Why is this any worse than our current meat industry? Seams overall less cruel, honestly. Or would you use the same rhetoric for all non-vegans?
We breed animals for a specific purpose and then we kill them. I'm not a fan of it, but I don't consider all participants in this system to be horrible people. I count myself among them--I eat eggs and dairy, which is easily at least as cruel as the steaks and hunting I avoid.
If I want to eat meat (I do, it's delicious), what is the ethical difference between killing it myself (gun, bow, spear, knife) and paying someone else to do the killing in a slaughterhouse? I feel like there is no difference, though I'm not sure how I can argue for it.
If I were not killing the animal in order to eat the meat, how is paying someone for the opportunity to kill their elk/cow/bird/fish ethically distinct from being an employee at a slaughterhouse, or a fisherman? If the farmer is going to harvest the meat for eating, does it matter who kills it? It seems to me that there isn't much difference, and that they are ethically similar.
I guarantee that commercial sport hunting of farm-raised game animals in the US almost always results in near-complete processing for food, hides, etc.
In cases of elk, deer, bison, pheasant: the entire animal is used.
There's just no scenario where someone raising these animals is going to let them go to waste. Meat is expensive, hides are expensive. At the very least, you'll feed the remains of the animal to your dogs or other carnivores.
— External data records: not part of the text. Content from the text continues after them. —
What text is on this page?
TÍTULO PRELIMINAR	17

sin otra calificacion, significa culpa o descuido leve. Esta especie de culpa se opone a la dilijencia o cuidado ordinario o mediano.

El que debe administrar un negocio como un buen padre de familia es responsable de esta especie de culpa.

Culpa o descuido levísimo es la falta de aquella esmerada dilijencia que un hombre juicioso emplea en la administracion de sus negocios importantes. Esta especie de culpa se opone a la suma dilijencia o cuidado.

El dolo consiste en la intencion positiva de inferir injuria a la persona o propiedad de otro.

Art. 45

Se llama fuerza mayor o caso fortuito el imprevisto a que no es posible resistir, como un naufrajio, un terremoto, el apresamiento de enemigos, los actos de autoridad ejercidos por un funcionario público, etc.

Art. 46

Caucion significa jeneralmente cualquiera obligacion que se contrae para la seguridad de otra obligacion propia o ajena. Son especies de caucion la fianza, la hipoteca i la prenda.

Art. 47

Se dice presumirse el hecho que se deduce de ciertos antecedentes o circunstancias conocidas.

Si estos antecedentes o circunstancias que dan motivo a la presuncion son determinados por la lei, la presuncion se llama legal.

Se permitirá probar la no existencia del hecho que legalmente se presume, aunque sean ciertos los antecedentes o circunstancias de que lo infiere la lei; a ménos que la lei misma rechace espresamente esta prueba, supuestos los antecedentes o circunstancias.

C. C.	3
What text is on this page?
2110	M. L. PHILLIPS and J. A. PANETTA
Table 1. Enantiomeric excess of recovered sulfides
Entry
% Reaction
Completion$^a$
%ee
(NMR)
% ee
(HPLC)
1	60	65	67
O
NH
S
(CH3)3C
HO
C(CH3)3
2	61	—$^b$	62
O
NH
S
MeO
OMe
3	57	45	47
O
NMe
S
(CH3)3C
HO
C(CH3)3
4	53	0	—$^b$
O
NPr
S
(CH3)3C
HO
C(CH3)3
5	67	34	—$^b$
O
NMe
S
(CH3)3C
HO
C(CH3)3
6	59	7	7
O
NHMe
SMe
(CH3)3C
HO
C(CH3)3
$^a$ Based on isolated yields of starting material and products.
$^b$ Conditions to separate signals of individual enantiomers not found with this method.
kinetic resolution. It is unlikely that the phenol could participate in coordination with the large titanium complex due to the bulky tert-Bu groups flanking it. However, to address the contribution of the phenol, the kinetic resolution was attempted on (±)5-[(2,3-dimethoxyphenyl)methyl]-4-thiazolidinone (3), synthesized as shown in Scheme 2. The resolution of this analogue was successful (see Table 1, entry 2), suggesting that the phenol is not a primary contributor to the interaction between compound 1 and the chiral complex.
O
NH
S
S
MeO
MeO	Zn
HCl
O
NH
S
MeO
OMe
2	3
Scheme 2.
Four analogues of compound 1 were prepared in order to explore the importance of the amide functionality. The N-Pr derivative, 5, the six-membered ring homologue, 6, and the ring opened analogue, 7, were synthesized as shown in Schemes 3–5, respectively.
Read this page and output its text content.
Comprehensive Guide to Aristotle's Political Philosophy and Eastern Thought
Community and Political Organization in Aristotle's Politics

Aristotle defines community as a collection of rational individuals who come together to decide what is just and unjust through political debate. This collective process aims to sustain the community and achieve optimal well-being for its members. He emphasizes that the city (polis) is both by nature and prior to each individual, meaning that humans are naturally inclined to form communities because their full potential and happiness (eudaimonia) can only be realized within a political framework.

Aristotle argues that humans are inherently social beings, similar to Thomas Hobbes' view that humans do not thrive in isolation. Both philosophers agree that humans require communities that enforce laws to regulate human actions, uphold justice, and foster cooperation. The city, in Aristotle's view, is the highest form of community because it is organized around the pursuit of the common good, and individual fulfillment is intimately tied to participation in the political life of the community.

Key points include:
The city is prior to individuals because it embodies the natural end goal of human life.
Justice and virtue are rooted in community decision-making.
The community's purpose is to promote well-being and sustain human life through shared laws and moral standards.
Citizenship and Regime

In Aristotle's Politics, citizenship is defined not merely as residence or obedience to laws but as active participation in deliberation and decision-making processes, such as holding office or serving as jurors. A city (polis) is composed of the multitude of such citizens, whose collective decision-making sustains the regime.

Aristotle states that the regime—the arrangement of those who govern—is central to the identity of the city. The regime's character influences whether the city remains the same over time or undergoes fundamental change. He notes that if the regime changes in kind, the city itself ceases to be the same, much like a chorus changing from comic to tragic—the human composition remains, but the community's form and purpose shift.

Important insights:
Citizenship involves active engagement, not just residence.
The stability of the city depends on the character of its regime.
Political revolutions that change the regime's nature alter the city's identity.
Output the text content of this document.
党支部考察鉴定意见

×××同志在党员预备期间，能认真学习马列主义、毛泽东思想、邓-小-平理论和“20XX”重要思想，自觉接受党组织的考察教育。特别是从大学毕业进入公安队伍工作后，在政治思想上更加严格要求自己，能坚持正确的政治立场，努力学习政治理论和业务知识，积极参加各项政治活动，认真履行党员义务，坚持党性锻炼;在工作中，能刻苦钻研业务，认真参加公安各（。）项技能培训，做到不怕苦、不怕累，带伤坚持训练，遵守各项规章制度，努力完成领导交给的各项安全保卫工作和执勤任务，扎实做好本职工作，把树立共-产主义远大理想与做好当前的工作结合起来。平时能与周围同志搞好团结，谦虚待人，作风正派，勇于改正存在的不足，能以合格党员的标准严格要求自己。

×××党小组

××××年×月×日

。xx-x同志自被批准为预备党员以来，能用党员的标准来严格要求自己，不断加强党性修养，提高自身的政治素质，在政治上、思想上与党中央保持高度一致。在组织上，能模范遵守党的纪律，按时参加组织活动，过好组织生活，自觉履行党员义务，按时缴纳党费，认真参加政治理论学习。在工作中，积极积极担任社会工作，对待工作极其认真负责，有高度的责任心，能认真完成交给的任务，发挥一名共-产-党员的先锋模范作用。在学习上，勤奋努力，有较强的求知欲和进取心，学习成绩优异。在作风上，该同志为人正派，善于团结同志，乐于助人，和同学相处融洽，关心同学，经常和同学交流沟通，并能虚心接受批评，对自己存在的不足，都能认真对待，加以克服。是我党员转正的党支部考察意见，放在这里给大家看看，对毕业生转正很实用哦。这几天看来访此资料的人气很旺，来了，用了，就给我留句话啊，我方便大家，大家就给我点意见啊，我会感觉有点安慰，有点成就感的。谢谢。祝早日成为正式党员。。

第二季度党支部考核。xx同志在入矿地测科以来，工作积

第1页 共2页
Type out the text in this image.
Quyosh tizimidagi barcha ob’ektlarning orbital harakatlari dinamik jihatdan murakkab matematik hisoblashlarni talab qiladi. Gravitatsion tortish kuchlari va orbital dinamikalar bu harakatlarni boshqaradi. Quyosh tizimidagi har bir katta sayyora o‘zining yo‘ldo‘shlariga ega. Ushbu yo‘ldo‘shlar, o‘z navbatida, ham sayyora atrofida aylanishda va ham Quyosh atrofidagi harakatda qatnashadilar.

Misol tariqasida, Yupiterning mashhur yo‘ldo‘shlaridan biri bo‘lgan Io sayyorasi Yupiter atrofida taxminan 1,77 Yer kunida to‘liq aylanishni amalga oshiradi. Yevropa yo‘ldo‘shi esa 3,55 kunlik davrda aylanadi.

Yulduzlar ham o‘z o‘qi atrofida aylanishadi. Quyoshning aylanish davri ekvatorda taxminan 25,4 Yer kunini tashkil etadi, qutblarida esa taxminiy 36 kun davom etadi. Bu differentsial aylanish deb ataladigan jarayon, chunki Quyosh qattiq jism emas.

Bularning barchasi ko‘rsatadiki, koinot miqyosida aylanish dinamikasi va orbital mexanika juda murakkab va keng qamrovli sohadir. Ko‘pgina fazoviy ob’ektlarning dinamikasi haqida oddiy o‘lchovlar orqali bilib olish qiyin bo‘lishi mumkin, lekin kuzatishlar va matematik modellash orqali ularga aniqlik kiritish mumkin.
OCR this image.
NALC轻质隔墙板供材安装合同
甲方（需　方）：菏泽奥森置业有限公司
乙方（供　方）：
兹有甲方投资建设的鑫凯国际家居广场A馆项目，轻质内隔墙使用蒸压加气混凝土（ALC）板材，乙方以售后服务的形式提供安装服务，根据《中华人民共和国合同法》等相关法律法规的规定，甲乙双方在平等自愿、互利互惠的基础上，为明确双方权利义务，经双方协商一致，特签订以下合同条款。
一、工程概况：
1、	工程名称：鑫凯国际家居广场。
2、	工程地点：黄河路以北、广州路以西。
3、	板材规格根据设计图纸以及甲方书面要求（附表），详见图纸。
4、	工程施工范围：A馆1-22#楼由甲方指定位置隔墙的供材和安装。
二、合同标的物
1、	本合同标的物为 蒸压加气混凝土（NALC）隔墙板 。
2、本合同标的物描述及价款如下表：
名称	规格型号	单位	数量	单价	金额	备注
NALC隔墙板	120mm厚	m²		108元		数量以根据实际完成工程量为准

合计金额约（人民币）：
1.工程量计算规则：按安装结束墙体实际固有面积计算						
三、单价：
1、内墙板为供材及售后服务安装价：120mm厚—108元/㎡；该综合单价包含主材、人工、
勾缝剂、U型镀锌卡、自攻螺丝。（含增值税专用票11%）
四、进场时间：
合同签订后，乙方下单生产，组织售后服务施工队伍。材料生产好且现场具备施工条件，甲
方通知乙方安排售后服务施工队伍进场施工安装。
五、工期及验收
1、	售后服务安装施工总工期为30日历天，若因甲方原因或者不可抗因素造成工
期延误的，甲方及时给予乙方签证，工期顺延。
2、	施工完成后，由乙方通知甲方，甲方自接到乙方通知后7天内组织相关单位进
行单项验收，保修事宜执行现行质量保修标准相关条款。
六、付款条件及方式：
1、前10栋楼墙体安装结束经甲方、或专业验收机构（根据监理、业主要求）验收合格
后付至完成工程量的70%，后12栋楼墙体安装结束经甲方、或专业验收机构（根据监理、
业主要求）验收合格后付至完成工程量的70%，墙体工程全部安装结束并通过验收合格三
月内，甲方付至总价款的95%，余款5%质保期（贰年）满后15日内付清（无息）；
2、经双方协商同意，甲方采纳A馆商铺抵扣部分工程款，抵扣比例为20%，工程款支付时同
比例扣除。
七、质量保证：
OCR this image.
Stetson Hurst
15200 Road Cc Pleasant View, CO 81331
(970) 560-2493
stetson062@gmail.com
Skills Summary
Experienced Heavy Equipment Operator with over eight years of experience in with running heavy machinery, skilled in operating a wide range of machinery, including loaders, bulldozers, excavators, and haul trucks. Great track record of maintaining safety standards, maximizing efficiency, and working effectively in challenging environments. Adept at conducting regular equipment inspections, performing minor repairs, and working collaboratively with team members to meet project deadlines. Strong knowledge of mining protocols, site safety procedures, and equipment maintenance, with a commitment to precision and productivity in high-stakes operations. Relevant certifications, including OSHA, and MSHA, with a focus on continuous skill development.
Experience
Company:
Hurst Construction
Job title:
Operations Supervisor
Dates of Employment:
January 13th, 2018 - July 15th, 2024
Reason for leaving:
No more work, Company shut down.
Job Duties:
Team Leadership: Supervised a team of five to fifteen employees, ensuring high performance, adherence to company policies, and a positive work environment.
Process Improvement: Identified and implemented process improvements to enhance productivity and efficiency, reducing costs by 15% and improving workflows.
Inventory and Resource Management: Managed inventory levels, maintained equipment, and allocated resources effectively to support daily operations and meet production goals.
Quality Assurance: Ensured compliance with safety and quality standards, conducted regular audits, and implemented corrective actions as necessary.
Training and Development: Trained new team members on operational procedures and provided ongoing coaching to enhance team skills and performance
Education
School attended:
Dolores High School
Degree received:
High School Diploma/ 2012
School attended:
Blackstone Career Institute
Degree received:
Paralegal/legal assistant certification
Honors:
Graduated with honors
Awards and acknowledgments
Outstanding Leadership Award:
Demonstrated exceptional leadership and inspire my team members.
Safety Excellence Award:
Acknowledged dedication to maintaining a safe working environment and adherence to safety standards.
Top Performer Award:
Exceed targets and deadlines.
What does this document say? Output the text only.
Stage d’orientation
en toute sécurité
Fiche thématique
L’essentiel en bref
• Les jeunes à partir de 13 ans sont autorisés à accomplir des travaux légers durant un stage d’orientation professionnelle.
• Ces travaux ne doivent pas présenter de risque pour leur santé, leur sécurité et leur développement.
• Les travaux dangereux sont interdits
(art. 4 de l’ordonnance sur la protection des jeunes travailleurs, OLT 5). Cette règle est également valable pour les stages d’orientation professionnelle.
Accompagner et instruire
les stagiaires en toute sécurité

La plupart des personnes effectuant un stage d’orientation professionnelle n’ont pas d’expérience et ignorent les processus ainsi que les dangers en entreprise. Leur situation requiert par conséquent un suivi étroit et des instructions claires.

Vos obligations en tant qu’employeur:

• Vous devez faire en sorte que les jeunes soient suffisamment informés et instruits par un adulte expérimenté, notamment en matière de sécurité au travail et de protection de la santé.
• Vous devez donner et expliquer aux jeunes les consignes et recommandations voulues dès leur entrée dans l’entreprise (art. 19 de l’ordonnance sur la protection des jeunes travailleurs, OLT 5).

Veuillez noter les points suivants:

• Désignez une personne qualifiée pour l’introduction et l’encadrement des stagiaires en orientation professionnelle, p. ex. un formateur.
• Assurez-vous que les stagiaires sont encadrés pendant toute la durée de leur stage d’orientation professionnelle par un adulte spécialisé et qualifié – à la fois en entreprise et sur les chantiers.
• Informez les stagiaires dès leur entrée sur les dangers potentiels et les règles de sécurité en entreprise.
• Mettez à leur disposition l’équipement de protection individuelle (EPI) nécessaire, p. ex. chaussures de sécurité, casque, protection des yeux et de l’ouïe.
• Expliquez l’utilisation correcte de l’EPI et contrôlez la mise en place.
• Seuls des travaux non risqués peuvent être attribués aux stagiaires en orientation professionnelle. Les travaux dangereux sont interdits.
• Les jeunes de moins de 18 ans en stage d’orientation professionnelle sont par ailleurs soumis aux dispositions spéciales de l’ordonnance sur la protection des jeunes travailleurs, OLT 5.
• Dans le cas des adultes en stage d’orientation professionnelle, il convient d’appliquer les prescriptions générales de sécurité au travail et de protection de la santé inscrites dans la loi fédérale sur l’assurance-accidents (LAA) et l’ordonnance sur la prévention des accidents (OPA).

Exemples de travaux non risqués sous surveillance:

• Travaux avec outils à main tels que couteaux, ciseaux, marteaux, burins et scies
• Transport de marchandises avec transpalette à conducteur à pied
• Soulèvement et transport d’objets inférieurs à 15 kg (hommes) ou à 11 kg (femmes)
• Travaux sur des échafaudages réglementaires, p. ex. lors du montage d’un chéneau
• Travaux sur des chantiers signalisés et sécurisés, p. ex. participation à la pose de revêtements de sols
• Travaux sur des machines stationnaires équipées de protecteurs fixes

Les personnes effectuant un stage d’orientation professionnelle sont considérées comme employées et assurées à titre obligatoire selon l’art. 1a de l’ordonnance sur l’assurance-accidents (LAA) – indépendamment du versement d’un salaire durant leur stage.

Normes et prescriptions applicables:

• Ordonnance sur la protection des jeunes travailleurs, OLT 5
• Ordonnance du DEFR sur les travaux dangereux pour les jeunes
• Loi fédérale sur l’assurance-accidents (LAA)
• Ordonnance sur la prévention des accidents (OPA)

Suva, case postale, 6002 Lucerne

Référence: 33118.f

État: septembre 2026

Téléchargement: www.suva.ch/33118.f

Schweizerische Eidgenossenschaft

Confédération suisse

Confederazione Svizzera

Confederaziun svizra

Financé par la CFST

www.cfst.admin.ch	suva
If I needed the food, sure, but I don't. I actually save money and improve my health by not eating meat and instead eating vegetables. We choose meat, in the US, for the pleasure of eating it.
Some of the customers paying to shoot elk are just frustrated hunters. They've been out hunting and simply had no luck, but didn't want to go home empty handed. For them, my uncle's farm is the backup plan. Some customers like the taste of elk and want it out of season (wild elk can be legally hunted for only a few months per year). However, there are also those who just want to shoot a big game animal but entirely lack the expertise to hunt.
Meat and velvet (antlers) are still bigger sources of income, but hunters make an impressive contribution to my uncle's revenues. My uncle started his farm in the eighties when farming elk was virtually unheard of but, even today, when Elk farms are much more common and Elk meat is on a lot of restaurant menus, Elk are still viewed as wild animals. This is not entirely inaccurate. Even the "tame" elk on my uncle's farm are quite vicious to anything shorter than them. Short hunters are advised to stay in the truck at all times!
If you want to spot an elk farm, the give-away is the 8-foot (minimum) and sturdily built fence that surrounds them. Elk are excellent jumpers and bulls have the mass of a bovine cow. Imagine a cow that can clear a six foot fence, and you have an idea of what elk are like.